China is seeking to expand its “soft power” around the world through an international propaganda offensive in which its Chinese Communist Party (CCP) leadership is investing billions of dollars.
The ambitious strategy originated with party leader and Chinese President Hu Jintao (胡錦濤), who sees “soft power” — as influence on other countries through culture and ideas is often described — as “an increasingly important factor in national strength.”
While the international economic crisis has caused cuts in the news business worldwide, it is playing no role in China as government money is flowing into the new initiative while Beijing seeks to expand its influence on international opinion in the Information Age.
Liu Yunshan (劉云山), the director of the Publicity Department of the CCP’s Central Committee and the country’s propaganda chief, called it an “urgent strategic task for us to make our communication capability match our international status.”
“Nowadays, nations that have more advanced skills and better capability in communications will be more influential in the world and can spread their values further,” he wrote in an essay in the Chinese political magazine Qiushi, which means Seeking Truth.

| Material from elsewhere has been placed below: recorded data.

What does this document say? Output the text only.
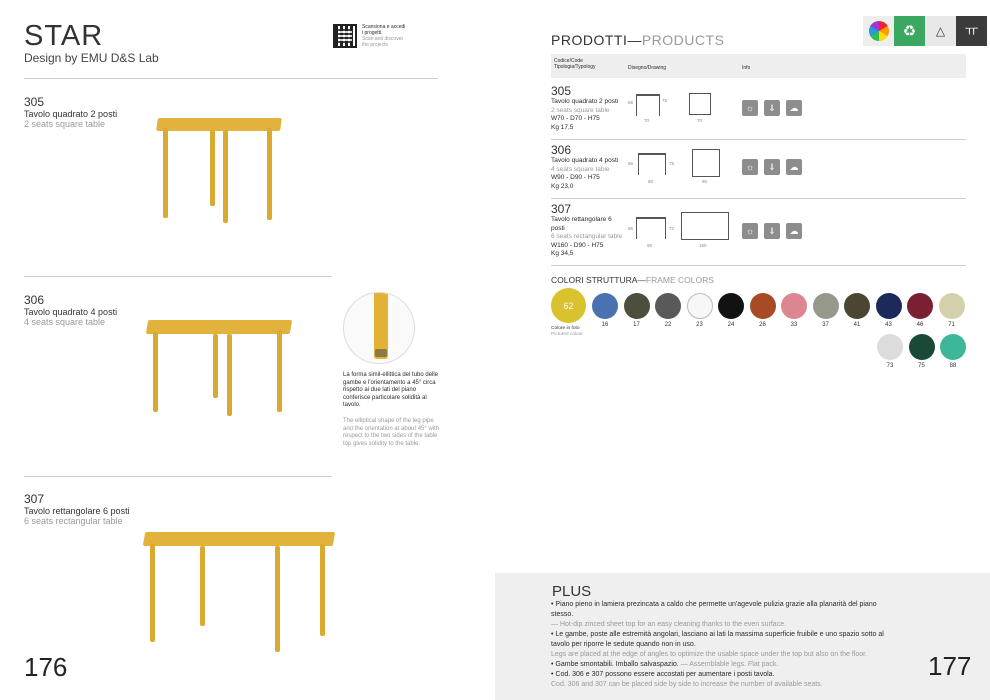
STAR
Design by EMU D&S Lab
Scansiona e accedi
i progetti.
Scan and discover
the projects
305
Tavolo quadrato 2 posti
2 seats square table
306
Tavolo quadrato 4 posti
4 seats square table
La forma simil-ellittica del tubo delle gambe e l'orientamento a 45° circa rispetto ai due lati del piano conferisce particolare solidità al tavolo.
The elliptical shape of the leg pipe and the orientation at about 45° with respect to the two sides of the table top gives solidity to the table.
307
Tavolo rettangolare 6 posti
6 seats rectangular table
176
PRODOTTI—PRODUCTS	♻	△	ㅠ
Codice/Code
Tipologia/Typology	Disegno/Drawing	Info
305
Tavolo quadrato 2 posti
2 seats square table
W70 - D70 - H75
Kg 17,5
66	75
70	70
☼	⇓	☁
306
Tavolo quadrato 4 posti
4 seats square table
W90 - D90 - H75
Kg 23,0
66	75
90	90
☼	⇓	☁
307
Tavolo rettangolare 6 posti
6 seats rectangular table
W160 - D90 - H75
Kg 34,5
66	72
90	160
☼	⇓	☁
COLORI STRUTTURA—FRAME COLORS
62
Colore in foto
Pictured colour
16	17	22	23	24	26	33	37	41	43	46	71
73	75	88
PLUS
• Piano pieno in lamiera prezincata a caldo che permette un'agevole pulizia grazie alla planarità del piano stesso.
— Hot-dip zinced sheet top for an easy cleaning thanks to the even surface.
• Le gambe, poste alle estremità angolari, lasciano ai lati la massima superficie fruibile e uno spazio sotto al tavolo per riporre le sedute quando non in uso.
Legs are placed at the edge of angles to optimize the usable space under the top but also on the floor.
• Gambe smontabili. Imballo salvaspazio. — Assemblable legs. Flat pack.
• Cod. 306 e 307 possono essere accostati per aumentare i posti tavola.
Cod. 306 and 307 can be placed side by side to increase the number of available seats.
177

A chief tool in the campaign is the state-run media in China, where most media outlets are government-controlled and whose few independent media are subject to censorship, earning the country poor rankings on media freedom from the advocacy group Reporters Without Borders.
One of those state-run media outlets, the Xinhua news agency, has launched a TV news service under the government’s media expansion plan, following in the footsteps of the Arabic channel Al-Jazeera.
The first news shows were offered worldwide in the summer and they are to be expanded into a global 24-hour Chinese TV service.
At the service’s inauguration in July, Xinhua president Li Congjun (李從軍) said the new channel would interpret global events “objectively” and “impartially” from a Chinese angle, giving foreign readers and viewers a “novel perspective.”
The new news channel is expanding China’s already large radio and TV presence in the world. Central China Television, or CCTV, broadcasts to about 100 countries in many languages — including in Arabic to 22 countries since the summer.
China’s status as guest of honor at next week’s Frankfurt Book Fair is also part of its “soft power” campaign as is a World Media Summit, to which Xinhua invited representatives from 100 foreign media outlets to Beijing this week.
The CCP’s most important propaganda arm organized the conference to create a platform for itself to discuss global media challenges on an equal footing with independent news organizations from other countries and to seek possible new cooperation.
In the meantime, China is striving to build its own international media empires, following the Western examples of Time Warner Inc and News Corp.
A plan released by China’s State Council at the end of last month looks to transform the country’s news, entertainment and culture companies into free-market entities.